Just three years before this, Noel Marshall’s infamous Roar dropped jaws by putting a real film crew in the middle of a big-cat deathtrap. Think that was reckless? The Italians saw it and said, “Hold my wine.” Their answer? Turn loose wild animals in the streets of Frankfurt—at night. This wasn’t filmmaking, it was a straight-up public safety hazard. Prosperi unleashes a parade of animal mayhem: massive elephants storming down airport runways, big cats tearing through a slaughterhouse like it’s feeding time, a polar bear stalking schoolchildren, a tiger loose in the subway, a cheetah zipping through city traffic, and a helpless cat ambushed by killer rats. It’s one savage set-piece after another. The whole shoot was a ticking time bomb. It did end in tragedy—for the animals. But the actors barely made it out unscathed. What’s wild is that most of the danger made it into the final cut, like Di Leo’s way-too-close encounter with a polar bear. Even Prosperi got nailed—an elephant crushed his foot during that airport runway scene. It’s all there, raw and unfiltered.
It’s hard not to feel both stunned and sick while watching Wild Beasts—equal parts admiration and disgust. The movie’s tactics may be indefensible, but they sure as hell serve the horror. Prosperi may be playing in fiction, but he doesn’t fake it—he brings in mondo lunacy to give the terror some actual teeth. Prosperi shoves mondo grit into every frame, making this one of the most jarringly “real” animal horror flicks you’ll ever crawl through. The scares in Wild Beasts are savage, sure—but it’s the way sound and image come together that makes it feel like a punch to the brainstem. Mario Morra’s editing, honed on mondo documentaries, slices between actual and staged violence so seamlessly that the boundary dissolves. What you’re left with is a piece of exploitation so meticulously deranged it becomes high art in disguise.

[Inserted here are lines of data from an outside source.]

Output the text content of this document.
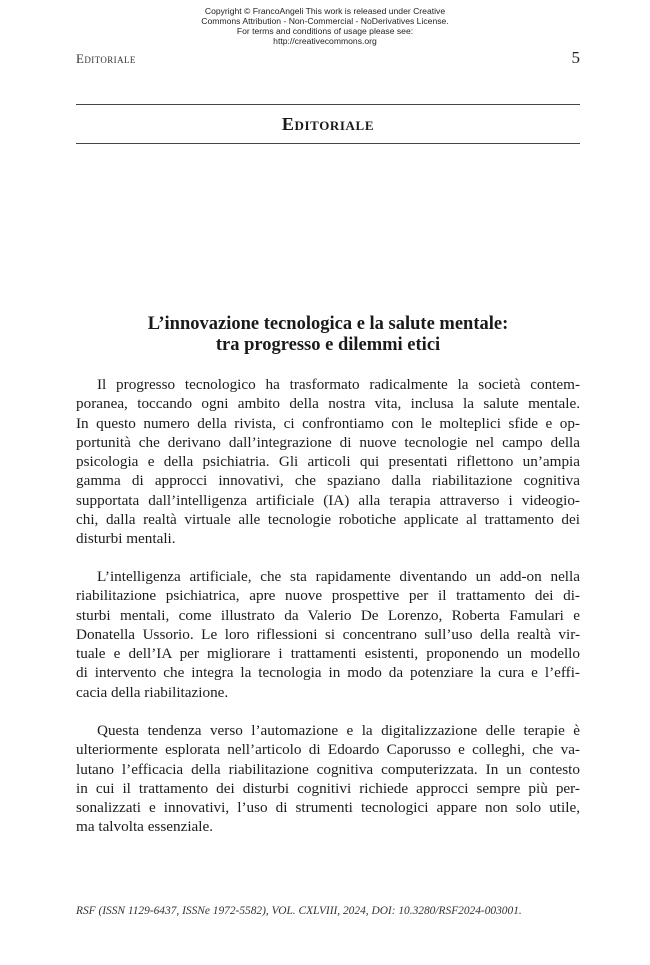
Copyright © FrancoAngeli This work is released under Creative
Commons Attribution - Non-Commercial - NoDerivatives License.
For terms and conditions of usage please see:
http://creativecommons.org
Editoriale	5
Editoriale
L’innovazione tecnologica e la salute mentale:
tra progresso e dilemmi etici
Il progresso tecnologico ha trasformato radicalmente la società contem-
poranea, toccando ogni ambito della nostra vita, inclusa la salute mentale.
In questo numero della rivista, ci confrontiamo con le molteplici sfide e op-
portunità che derivano dall’integrazione di nuove tecnologie nel campo della
psicologia e della psichiatria. Gli articoli qui presentati riflettono un’ampia
gamma di approcci innovativi, che spaziano dalla riabilitazione cognitiva
supportata dall’intelligenza artificiale (IA) alla terapia attraverso i videogio-
chi, dalla realtà virtuale alle tecnologie robotiche applicate al trattamento dei
disturbi mentali.
L’intelligenza artificiale, che sta rapidamente diventando un add-on nella
riabilitazione psichiatrica, apre nuove prospettive per il trattamento dei di-
sturbi mentali, come illustrato da Valerio De Lorenzo, Roberta Famulari e
Donatella Ussorio. Le loro riflessioni si concentrano sull’uso della realtà vir-
tuale e dell’IA per migliorare i trattamenti esistenti, proponendo un modello
di intervento che integra la tecnologia in modo da potenziare la cura e l’effi-
cacia della riabilitazione.
Questa tendenza verso l’automazione e la digitalizzazione delle terapie è
ulteriormente esplorata nell’articolo di Edoardo Caporusso e colleghi, che va-
lutano l’efficacia della riabilitazione cognitiva computerizzata. In un contesto
in cui il trattamento dei disturbi cognitivi richiede approcci sempre più per-
sonalizzati e innovativi, l’uso di strumenti tecnologici appare non solo utile,
ma talvolta essenziale.
RSF (ISSN 1129-6437, ISSNe 1972-5582), VOL. CXLVIII, 2024, DOI: 10.3280/RSF2024-003001.
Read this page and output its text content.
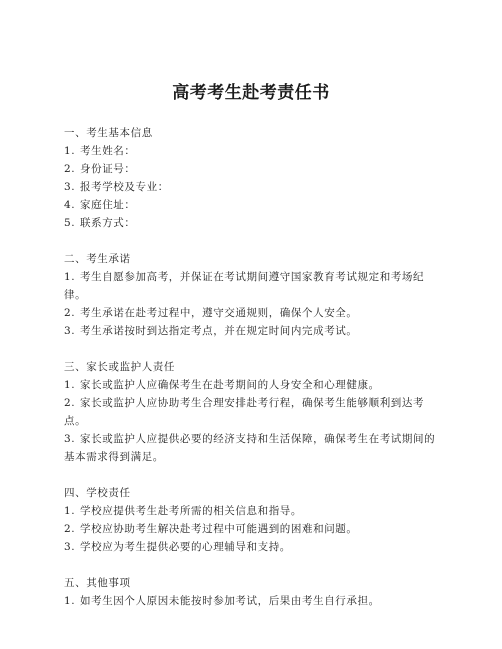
高考考生赴考责任书

一、考生基本信息

1. 考生姓名：

2. 身份证号：

3. 报考学校及专业：

4. 家庭住址：

5. 联系方式：

二、考生承诺

1. 考生自愿参加高考，并保证在考试期间遵守国家教育考试规定和考场纪律。

2. 考生承诺在赴考过程中，遵守交通规则，确保个人安全。

3. 考生承诺按时到达指定考点，并在规定时间内完成考试。

三、家长或监护人责任

1. 家长或监护人应确保考生在赴考期间的人身安全和心理健康。

2. 家长或监护人应协助考生合理安排赴考行程，确保考生能够顺利到达考点。

3. 家长或监护人应提供必要的经济支持和生活保障，确保考生在考试期间的基本需求得到满足。

四、学校责任

1. 学校应提供考生赴考所需的相关信息和指导。

2. 学校应协助考生解决赴考过程中可能遇到的困难和问题。

3. 学校应为考生提供必要的心理辅导和支持。

五、其他事项

1. 如考生因个人原因未能按时参加考试，后果由考生自行承担。
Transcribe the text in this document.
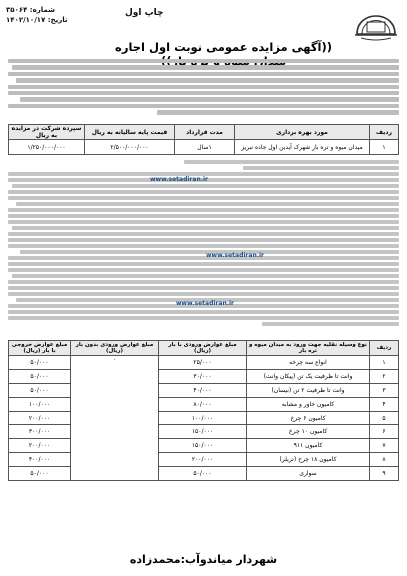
شماره: ۳۵۰۶۴
تاریخ: ۱۴۰۲/۱۰/۱۷
چاپ اول
((آگهی مزایده عمومی نوبت اول اجاره
ردیف	مورد بهره برداری	مدت قرارداد	قیمت پایه سالیانه به ریال	سپرده شرکت در مزایده به ریال
۱	میدان میوه و تره بار شهرک آیدین اول جاده تبریز	۱سال	۲/۵۰۰/۰۰۰/۰۰۰	۱/۲۵۰/۰۰۰/۰۰۰
www.setadiran.ir
www.setadiran.ir
www.setadiran.ir
ردیف	نوع وسیله نقلیه جهت ورود به میدان میوه و تره بار	مبلغ عوارض ورودی با بار (ریال)	مبلغ عوارض ورودی بدون بار (ریال)	مبلغ عوارض خروجی با بار (ریال)
۱	انواع سه چرخه	۲۵/۰۰۰	۰	۵۰/۰۰۰
۲	وانت تا ظرفیت یک تن (پیکان وانت)	۳۰/۰۰۰		۵۰/۰۰۰
۳	وانت تا ظرفیت ۲ تن (نیسان)	۴۰/۰۰۰		۵۰/۰۰۰
۴	کامیون خاور و مشابه	۸۰/۰۰۰		۱۰۰/۰۰۰
۵	کامیون ۶ چرخ	۱۰۰/۰۰۰		۲۰۰/۰۰۰
۶	کامیون ۱۰ چرخ	۱۵۰/۰۰۰		۳۰۰/۰۰۰
۷	کامیون ۹۱۱	۱۵۰/۰۰۰		۲۰۰/۰۰۰
۸	کامیون ۱۸ چرخ (تریلر)	۲۰۰/۰۰۰		۴۰۰/۰۰۰
۹	سواری	۵۰/۰۰۰		۵۰/۰۰۰
شهردار میاندوآب:محمدزاده
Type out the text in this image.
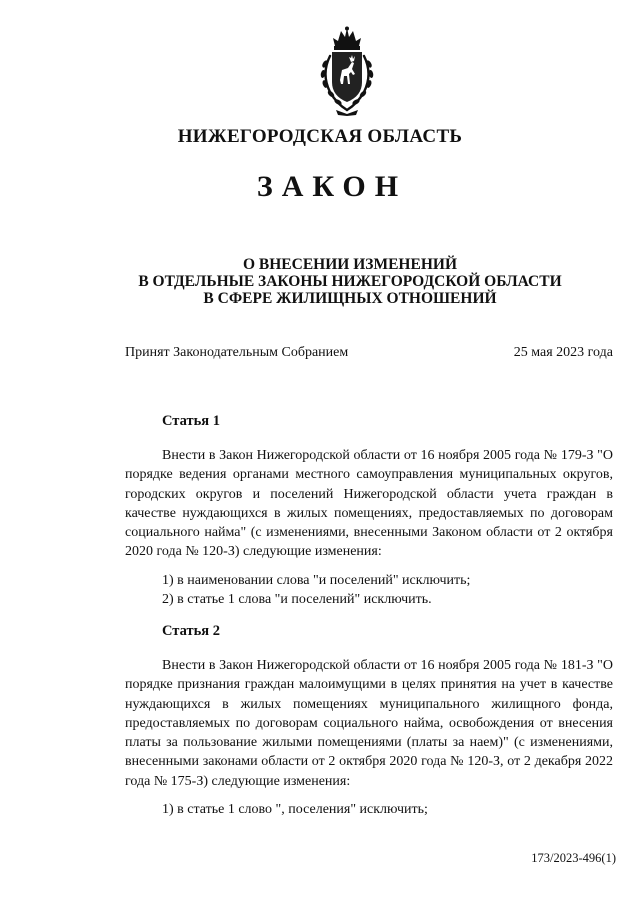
НИЖЕГОРОДСКАЯ ОБЛАСТЬ
ЗАКОН
О ВНЕСЕНИИ ИЗМЕНЕНИЙ
В ОТДЕЛЬНЫЕ ЗАКОНЫ НИЖЕГОРОДСКОЙ ОБЛАСТИ
В СФЕРЕ ЖИЛИЩНЫХ ОТНОШЕНИЙ
Принят Законодательным Собранием	25 мая 2023 года
Статья 1
Внести в Закон Нижегородской области от 16 ноября 2005 года № 179-З "О порядке ведения органами местного самоуправления муниципальных округов, городских округов и поселений Нижегородской области учета граждан в качестве нуждающихся в жилых помещениях, предоставляемых по договорам социального найма" (с изменениями, внесенными Законом области от 2 октября 2020 года № 120-З) следующие изменения:
1) в наименовании слова "и поселений" исключить;
2) в статье 1 слова "и поселений" исключить.
Статья 2
Внести в Закон Нижегородской области от 16 ноября 2005 года № 181-З "О порядке признания граждан малоимущими в целях принятия на учет в качестве нуждающихся в жилых помещениях муниципального жилищного фонда, предоставляемых по договорам социального найма, освобождения от внесения платы за пользование жилыми помещениями (платы за наем)" (с изменениями, внесенными законами области от 2 октября 2020 года № 120-З, от 2 декабря 2022 года № 175-З) следующие изменения:
1) в статье 1 слово ", поселения" исключить;
173/2023-496(1)
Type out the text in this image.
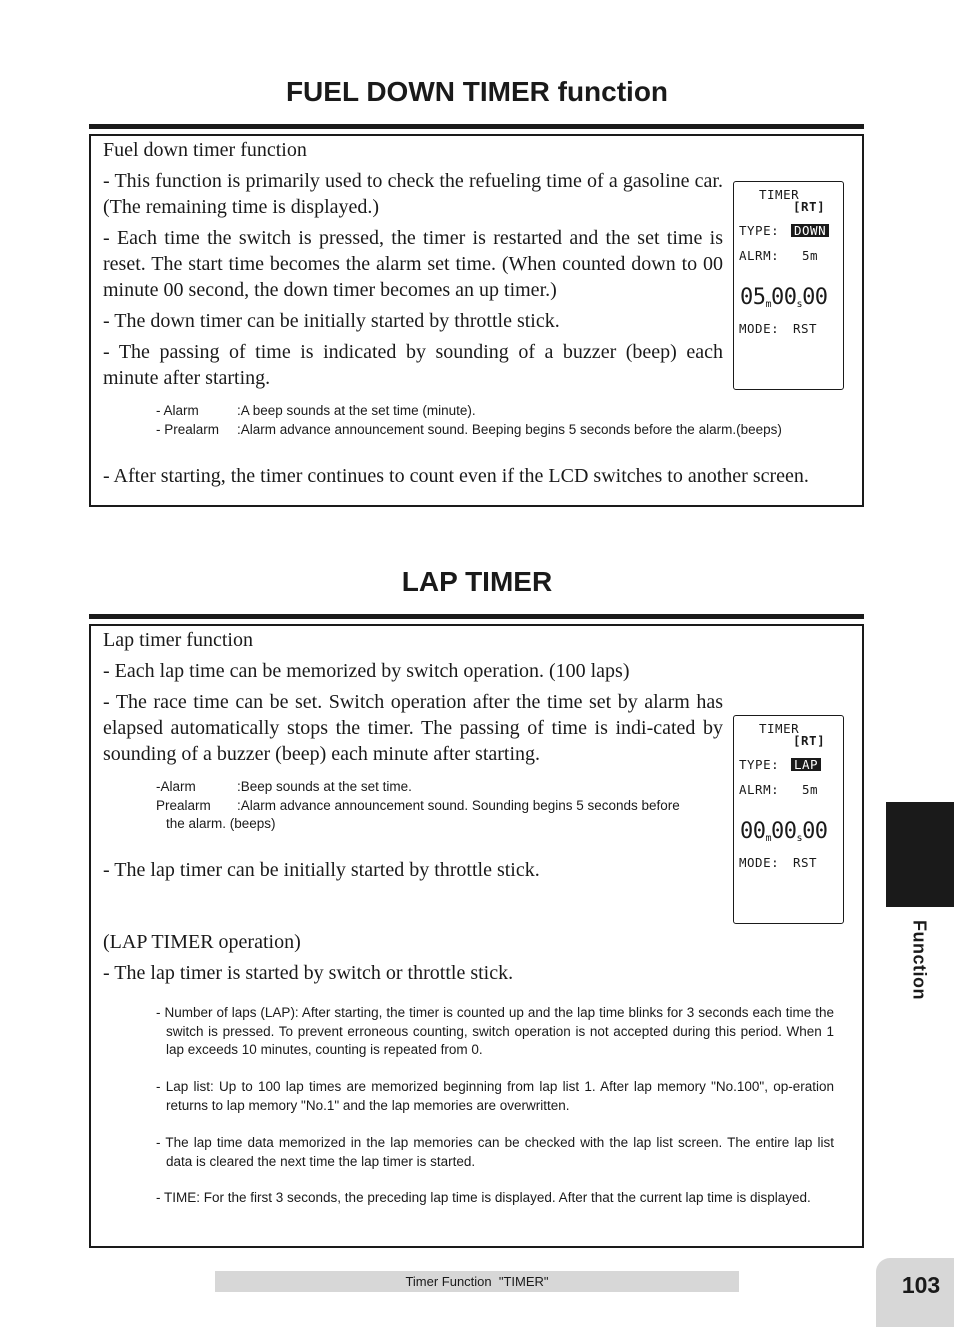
FUEL DOWN TIMER function

Fuel down timer function

- This function is primarily used to check the refueling time of a gasoline car. (The remaining time is displayed.)

- Each time the switch is pressed, the timer is restarted and the set time is reset. The start time becomes the alarm set time. (When counted down to 00 minute 00 second, the down timer becomes an up timer.)

- The down timer can be initially started by throttle stick.

- The passing of time is indicated by sounding of a buzzer (beep) each minute after starting.

- Alarm	:A beep sounds at the set time (minute).

- Prealarm :Alarm advance announcement sound. Beeping begins 5 seconds before the alarm.(beeps)

- After starting, the timer continues to count even if the LCD switches to another screen.

TIMER
[RT]
TYPE: DOWN
ALRM: 5m
$05_m00_s00$
MODE: RST
LAP TIMER

Lap timer function

- Each lap time can be memorized by switch operation. (100 laps)

- The race time can be set. Switch operation after the time set by alarm has elapsed automatically stops the timer. The passing of time is indi-cated by sounding of a buzzer (beep) each minute after starting.

-Alarm	:Beep sounds at the set time.

Prealarm :Alarm advance announcement sound. Sounding begins 5 seconds before

the alarm. (beeps)

- The lap timer can be initially started by throttle stick.

(LAP TIMER operation)

- The lap timer is started by switch or throttle stick.

- Number of laps (LAP): After starting, the timer is counted up and the lap time blinks for 3 seconds each time the switch is pressed. To prevent erroneous counting, switch operation is not accepted during this period. When 1 lap exceeds 10 minutes, counting is repeated from 0.

- Lap list: Up to 100 lap times are memorized beginning from lap list 1. After lap memory "No.100", op-eration returns to lap memory "No.1" and the lap memories are overwritten.

- The lap time data memorized in the lap memories can be checked with the lap list screen. The entire lap list data is cleared the next time the lap timer is started.

- TIME: For the first 3 seconds, the preceding lap time is displayed. After that the current lap time is displayed.

TIMER
[RT]
TYPE: LAP
ALRM: 5m
$00_m00_s00$
MODE: RST
Function
103
Timer Function  "TIMER"
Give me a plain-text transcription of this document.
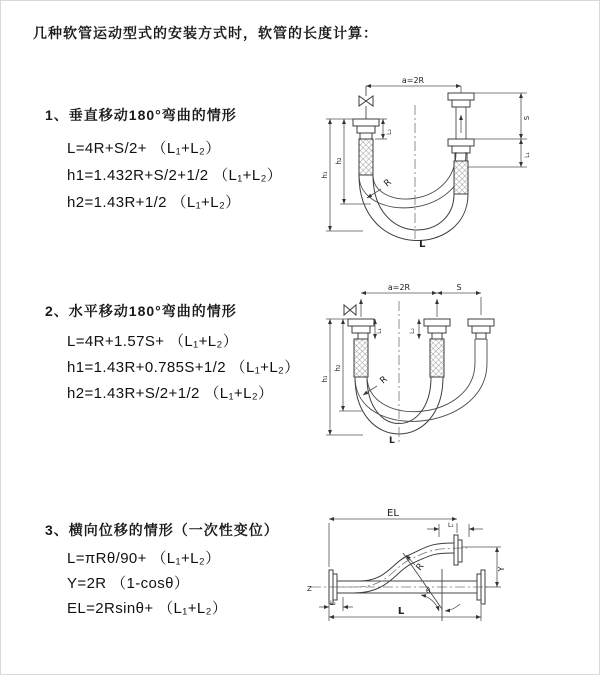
几种软管运动型式的安装方式时，软管的长度计算：
1、垂直移动180°弯曲的情形
L=4R+S/2+ （L₁+L₂）
h1=1.432R+S/2+1/2 （L₁+L₂）
h2=1.43R+1/2 （L₁+L₂）
2、水平移动180°弯曲的情形
L=4R+1.57S+ （L₁+L₂）
h1=1.43R+0.785S+1/2 （L₁+L₂）
h2=1.43R+S/2+1/2 （L₁+L₂）
3、横向位移的情形（一次性变位）
L=πRθ/90+ （L₁+L₂）
Y=2R （1-cosθ）
EL=2Rsinθ+ （L₁+L₂）
a=2R
h₁
h₂
L₂
S
L₁
R
L
a=2R	S
h₁
h₂
L₁	L₂
R
L
θ
R
EL
L₁
Y
L₂
L
Z
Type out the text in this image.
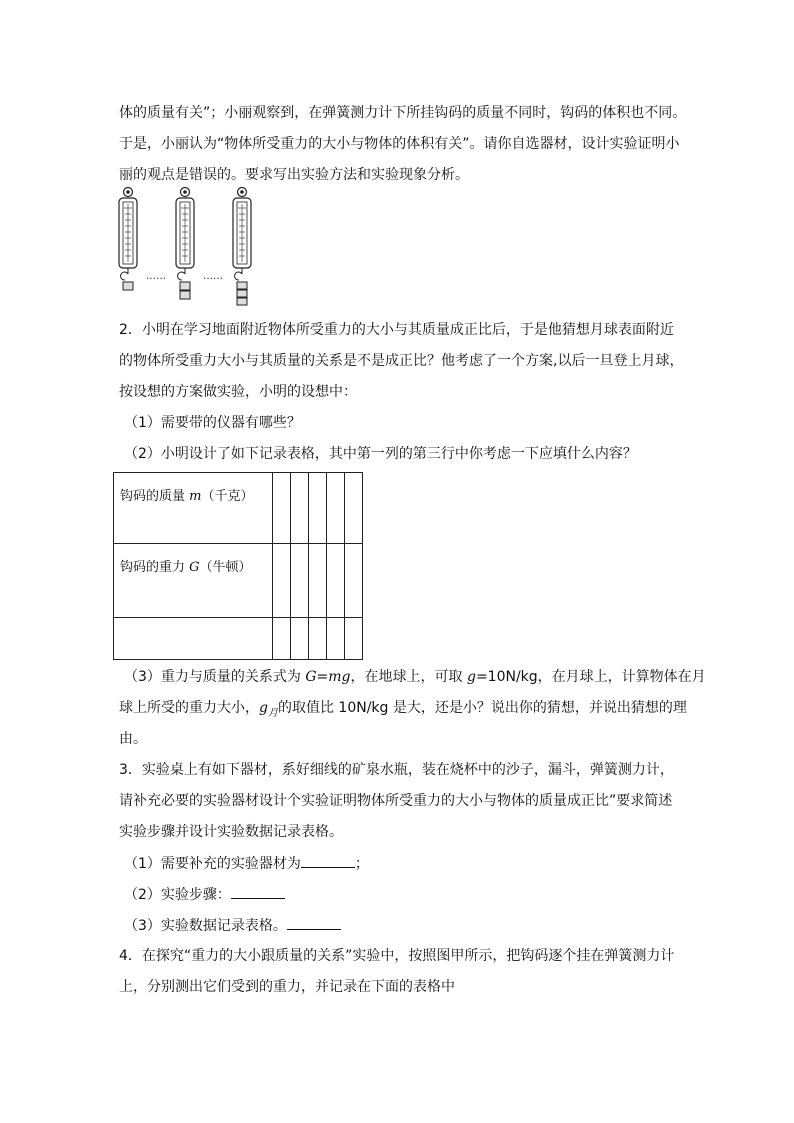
体的质量有关”；小丽观察到，在弹簧测力计下所挂钩码的质量不同时，钩码的体积也不同。
于是，小丽认为“物体所受重力的大小与物体的体积有关”。请你自选器材，设计实验证明小
丽的观点是错误的。要求写出实验方法和实验现象分析。
……	……
2．小明在学习地面附近物体所受重力的大小与其质量成正比后，于是他猜想月球表面附近
的物体所受重力大小与其质量的关系是不是成正比？他考虑了一个方案,以后一旦登上月球，
按设想的方案做实验，小明的设想中：
（1）需要带的仪器有哪些？
（2）小明设计了如下记录表格，其中第一列的第三行中你考虑一下应填什么内容？
钩码的质量 m（千克）					
钩码的重力 G（牛顿）					

（3）重力与质量的关系式为 G=mg，在地球上，可取 g=10N/kg，在月球上，计算物体在月
球上所受的重力大小，$g_月$的取值比 10N/kg 是大，还是小？说出你的猜想，并说出猜想的理
由。
3．实验桌上有如下器材，系好细线的矿泉水瓶，装在烧杯中的沙子，漏斗，弹簧测力计，
请补充必要的实验器材设计个实验证明物体所受重力的大小与物体的质量成正比”要求简述
实验步骤并设计实验数据记录表格。
（1）需要补充的实验器材为	；
（2）实验步骤：
（3）实验数据记录表格。
4．在探究“重力的大小跟质量的关系”实验中，按照图甲所示，把钩码逐个挂在弹簧测力计
上，分别测出它们受到的重力，并记录在下面的表格中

I know it’s wrong to like a movie with this much real animal suffering—but I’d be lying if I said I wasn’t a fan. Wild Beasts is rough, violent, and completely unfiltered Italian exploitation. It doesn’t pretend to be art—it’s all grit and guts, and it owns it. But what’s wild is how controlled it actually is: the structure, the timing, the way it builds toward a brutal, ironic finish that throws the mirror back at us. In the end, it’s not the zoo animals we should be afraid of—it’s ourselves. Its finale, as viscerally charged as it is morally unsettling, serves to indict humanity itself as the true apex predator.